Элиот выглядел озадаченным. — Людям? Каким людям?

— Бедным людям! Голодным людям! Больным людям! Людям, которые не умеют колдовать!

— Люди хоть когда-нибудь сделали что-нибудь для меня? Они не хотят моей помощи. Люди называли меня педиком и кидали в мусорный бачок на перемене в пятом классе, потому что я носил зауженные штаны.

— Я надеюсь, что ради твоего же блага на твоей горной вершине есть винный погреб, — раздраженно произнесла Джэнет, — или же целый бар. Ты и восьми часов не выдержишь без выпивки.

— Я буду готовить необработанные, зато крепкие напитки из местных трав и ягод.

— Или заниматься сухой чисткой.

— А это проблема. Можно, конечно, использовать магию, но результат все равно будет не тот. Может, я просто буду жить в Плаза, как Элуаз.
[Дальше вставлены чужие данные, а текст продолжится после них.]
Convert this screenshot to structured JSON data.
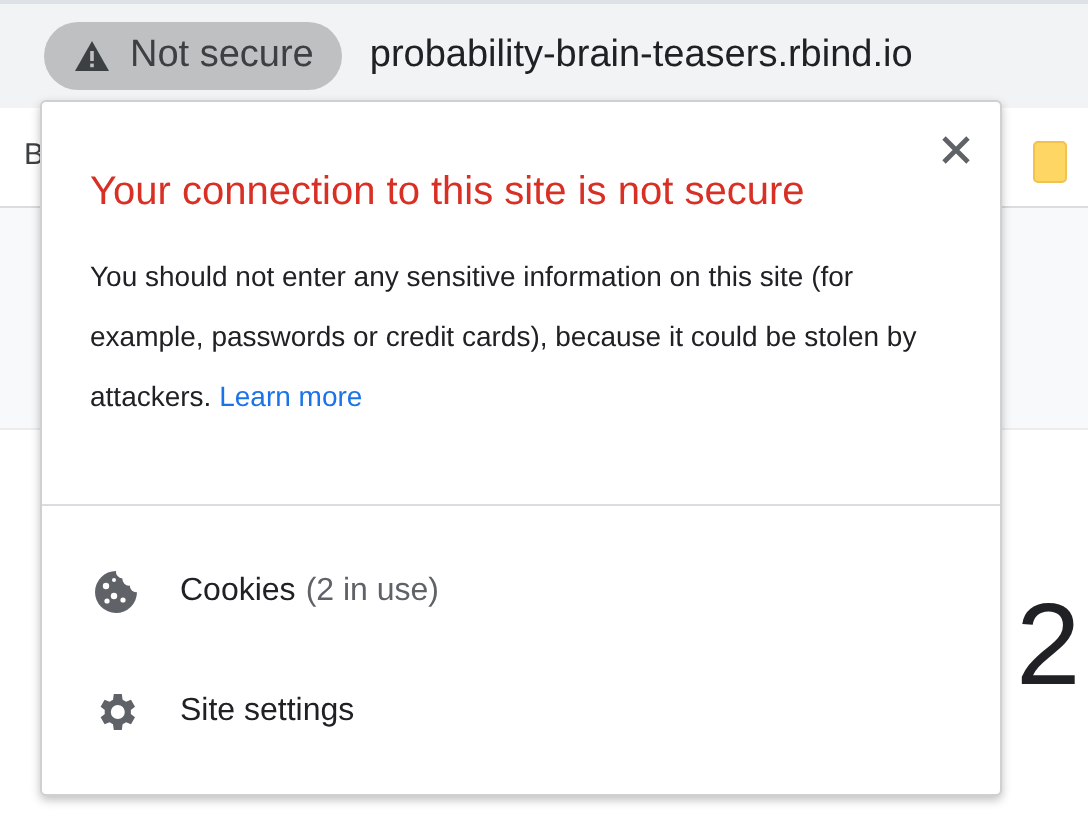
{
  "address_bar": {
    "security_chip": "Not secure",
    "url": "probability-brain-teasers.rbind.io"
  },
  "bookmarks_bar": {
    "item_partial": "B"
  },
  "page": {
    "heading_partial": "2"
  },
  "popup": {
    "title": "Your connection to this site is not secure",
    "message": "You should not enter any sensitive information on this site (for example, passwords or credit cards), because it could be stolen by attackers.",
    "link": "Learn more",
    "items": [
      {
        "kind": "cookies",
        "label": "Cookies",
        "detail": "(2 in use)"
      },
      {
        "kind": "settings",
        "label": "Site settings"
      }
    ]
  }
}
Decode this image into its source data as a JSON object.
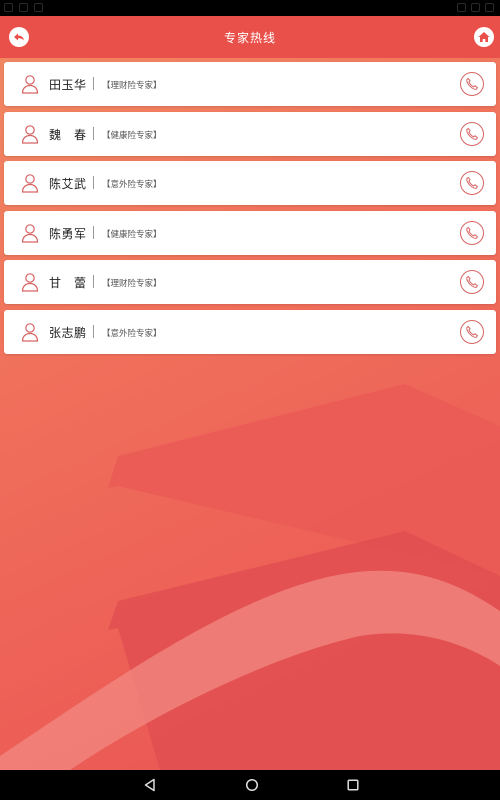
{
  "header": {
    "title": "专家热线"
  },
  "experts": [
    {
      "name": "田玉华",
      "tag": "【理财险专家】"
    },
    {
      "name": "魏　春",
      "tag": "【健康险专家】"
    },
    {
      "name": "陈艾武",
      "tag": "【意外险专家】"
    },
    {
      "name": "陈勇军",
      "tag": "【健康险专家】"
    },
    {
      "name": "甘　蕾",
      "tag": "【理财险专家】"
    },
    {
      "name": "张志鹏",
      "tag": "【意外险专家】"
    }
  ],
  "icons": {
    "back": "back-arrow-icon",
    "home": "home-icon",
    "avatar": "person-icon",
    "call": "phone-icon",
    "nav_back": "triangle-back-icon",
    "nav_home": "circle-home-icon",
    "nav_recent": "square-recent-icon"
  },
  "colors": {
    "accent": "#e9504a",
    "icon": "#d76363",
    "background": "#f06a5a"
  }
}
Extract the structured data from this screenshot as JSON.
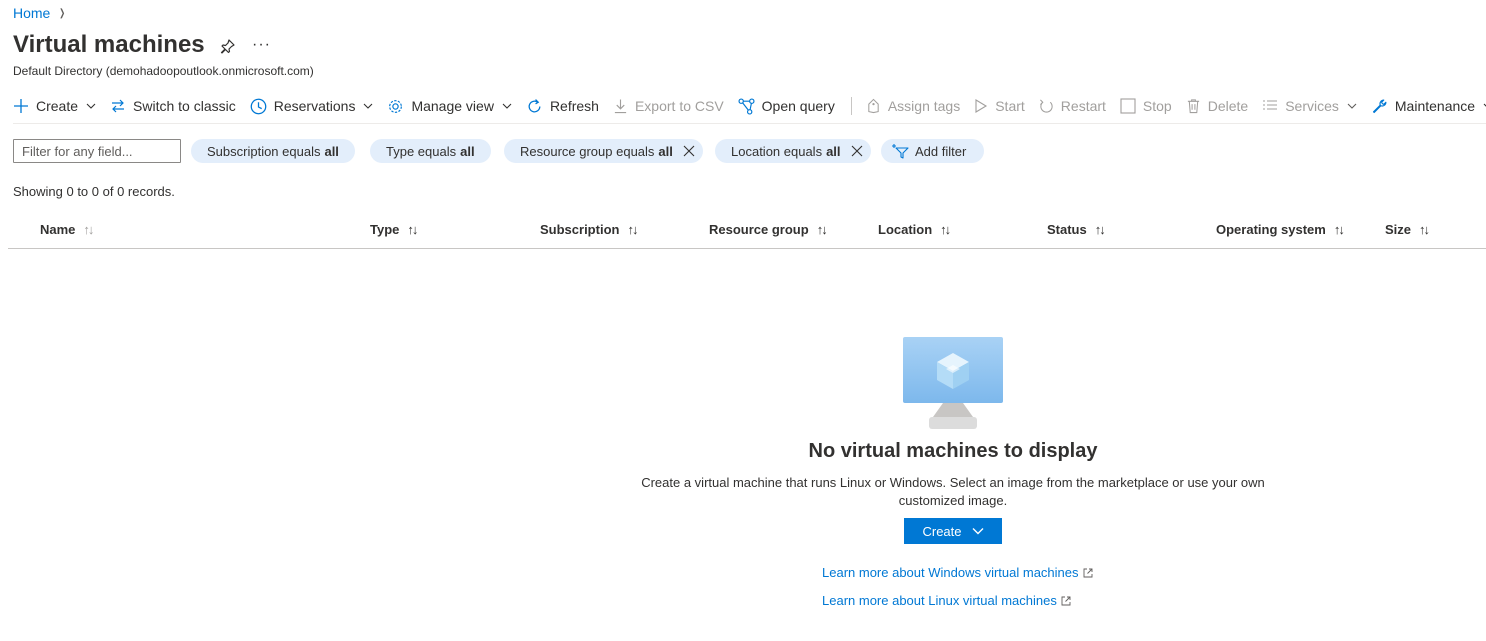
{
  "breadcrumb": {
    "home": "Home"
  },
  "header": {
    "title": "Virtual machines",
    "more": "···",
    "subtitle": "Default Directory (demohadoopoutlook.onmicrosoft.com)"
  },
  "toolbar": {
    "create": "Create",
    "switch_classic": "Switch to classic",
    "reservations": "Reservations",
    "manage_view": "Manage view",
    "refresh": "Refresh",
    "export_csv": "Export to CSV",
    "open_query": "Open query",
    "assign_tags": "Assign tags",
    "start": "Start",
    "restart": "Restart",
    "stop": "Stop",
    "delete": "Delete",
    "services": "Services",
    "maintenance": "Maintenance"
  },
  "filters": {
    "placeholder": "Filter for any field...",
    "subscription": {
      "label": "Subscription equals",
      "value": "all"
    },
    "type": {
      "label": "Type equals",
      "value": "all"
    },
    "resource_group": {
      "label": "Resource group equals",
      "value": "all"
    },
    "location": {
      "label": "Location equals",
      "value": "all"
    },
    "add_filter": "Add filter"
  },
  "records_text": "Showing 0 to 0 of 0 records.",
  "table": {
    "columns": [
      "Name",
      "Type",
      "Subscription",
      "Resource group",
      "Location",
      "Status",
      "Operating system",
      "Size"
    ],
    "sort_glyph": "↑↓"
  },
  "empty_state": {
    "title": "No virtual machines to display",
    "description": "Create a virtual machine that runs Linux or Windows. Select an image from the marketplace or use your own customized image.",
    "create_button": "Create",
    "learn_windows": "Learn more about Windows virtual machines",
    "learn_linux": "Learn more about Linux virtual machines"
  },
  "colors": {
    "accent": "#0078d4",
    "pill_bg": "#e3eefb",
    "disabled_text": "#a19f9d"
  }
}
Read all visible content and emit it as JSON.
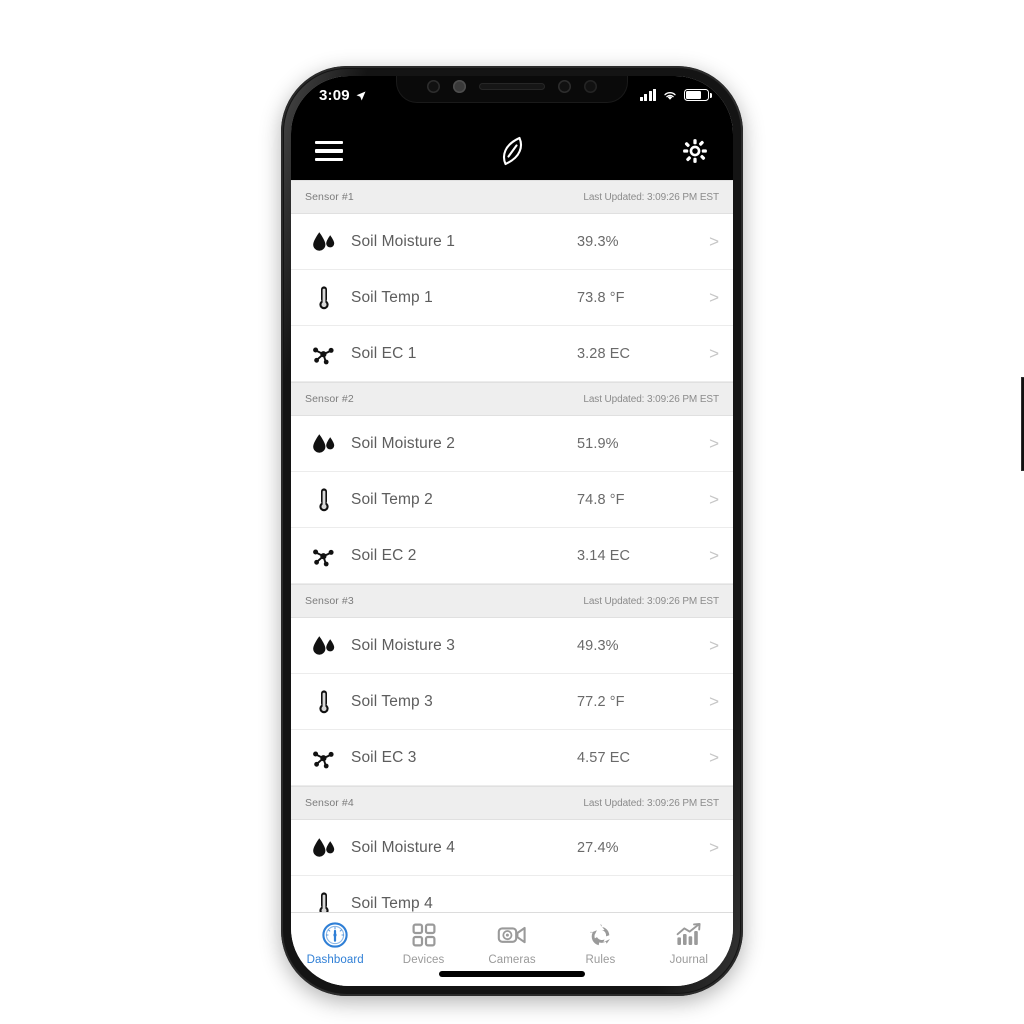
{
  "status_bar": {
    "time": "3:09",
    "location_icon": "location-arrow-icon",
    "signal_icon": "cellular-signal-icon",
    "wifi_icon": "wifi-icon",
    "battery_icon": "battery-icon"
  },
  "nav_bar": {
    "menu_icon": "hamburger-menu-icon",
    "logo_icon": "leaf-logo-icon",
    "settings_icon": "gear-icon"
  },
  "sensors": [
    {
      "name": "Sensor #1",
      "last_updated": "Last Updated: 3:09:26 PM EST",
      "readings": [
        {
          "icon": "water-droplet-icon",
          "label": "Soil Moisture 1",
          "value": "39.3%",
          "chevron": ">"
        },
        {
          "icon": "thermometer-icon",
          "label": "Soil Temp 1",
          "value": "73.8 °F",
          "chevron": ">"
        },
        {
          "icon": "molecule-icon",
          "label": "Soil EC 1",
          "value": "3.28 EC",
          "chevron": ">"
        }
      ]
    },
    {
      "name": "Sensor #2",
      "last_updated": "Last Updated: 3:09:26 PM EST",
      "readings": [
        {
          "icon": "water-droplet-icon",
          "label": "Soil Moisture 2",
          "value": "51.9%",
          "chevron": ">"
        },
        {
          "icon": "thermometer-icon",
          "label": "Soil Temp 2",
          "value": "74.8 °F",
          "chevron": ">"
        },
        {
          "icon": "molecule-icon",
          "label": "Soil EC 2",
          "value": "3.14 EC",
          "chevron": ">"
        }
      ]
    },
    {
      "name": "Sensor #3",
      "last_updated": "Last Updated: 3:09:26 PM EST",
      "readings": [
        {
          "icon": "water-droplet-icon",
          "label": "Soil Moisture 3",
          "value": "49.3%",
          "chevron": ">"
        },
        {
          "icon": "thermometer-icon",
          "label": "Soil Temp 3",
          "value": "77.2 °F",
          "chevron": ">"
        },
        {
          "icon": "molecule-icon",
          "label": "Soil EC 3",
          "value": "4.57 EC",
          "chevron": ">"
        }
      ]
    },
    {
      "name": "Sensor #4",
      "last_updated": "Last Updated: 3:09:26 PM EST",
      "readings": [
        {
          "icon": "water-droplet-icon",
          "label": "Soil Moisture 4",
          "value": "27.4%",
          "chevron": ">"
        },
        {
          "icon": "thermometer-icon",
          "label": "Soil Temp 4",
          "value": "",
          "chevron": ""
        }
      ]
    }
  ],
  "tab_bar": {
    "tabs": [
      {
        "label": "Dashboard",
        "icon": "gauge-icon",
        "active": true
      },
      {
        "label": "Devices",
        "icon": "grid-squares-icon",
        "active": false
      },
      {
        "label": "Cameras",
        "icon": "video-camera-icon",
        "active": false
      },
      {
        "label": "Rules",
        "icon": "recycle-arrows-icon",
        "active": false
      },
      {
        "label": "Journal",
        "icon": "bar-chart-trend-icon",
        "active": false
      }
    ]
  },
  "colors": {
    "accent": "#2f7fd6",
    "group_header_bg": "#eeeeee",
    "nav_bg": "#000000",
    "row_label": "#5d5d5d",
    "row_value": "#6a6a6a",
    "chevron": "#c6c6c6",
    "tab_inactive": "#9a9a9a"
  }
}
— Мне скучно! — взревел Джош. — Давайте сделаем управляемый огонь Харпера.

Он прошел к большому стеллажу, наполненный дюжиной крошечных ящиков, узких, но глубоких, который оказался миниатюрной библиотекой волшебных палочек. На каждом ящике была крошечная этикетка, на которой от руки были написаны названия, начиная с Айланты в левом верхнем углу и заканчивая Дзельквой японской — в правом нижнем. Заклинание управляемого огня было бесполезным, но ужасно увлекательным. Оно позволяло растягивать и превращать огонь в искусно выведенные каллиграфические формы, которые вспыхивали в воздухе на мгновение, а затем исчезали. Делать это нужно было с помощью осиновой волшебной палочки. Вечер свелся к попыткам превратить пламя свечи в невероятно слоджные или нецензурные слова и формы, что, в свою очередь, неизбежно привело к тому, что занавески загорелись (видимо, не в первый раз) и их необходимо было потушить.

Нужен был перерыв. Элиот принес тонкую, опасного вида бутылку Граппы. Заклинание пережили лишь две свечи, и никому не было дела до того, чтобы поменять остальные. Было очень поздно, второй час ночи. Они сидели в полутьме и умиротворенно молчали. Джэнет лежала на ковре, уставившись в потолок, сложив свои ноги Элиоту на колени. Между ними двумя существовала забавная физическая близость, особенно учитывая то, что Квентин знал о сексуальных предпочтениях Элиота.

— И это все? Теперь мы окончательно Физкиды? — Граппа была словно огненное семя, переместившееся в грудь Квентина и пустившее в ней корни. Семя дало начало горячему, светящемуся ростку, который вырос, раскрылся и раскинулся в стороны, превратившись в большое теплое древо хорошего настроения. — Разве над нами не должны были поиздеваться, или как-нибудь фирменно нас разыграть, или, я даже не знаю, побрить или сделать что-нибудь еще?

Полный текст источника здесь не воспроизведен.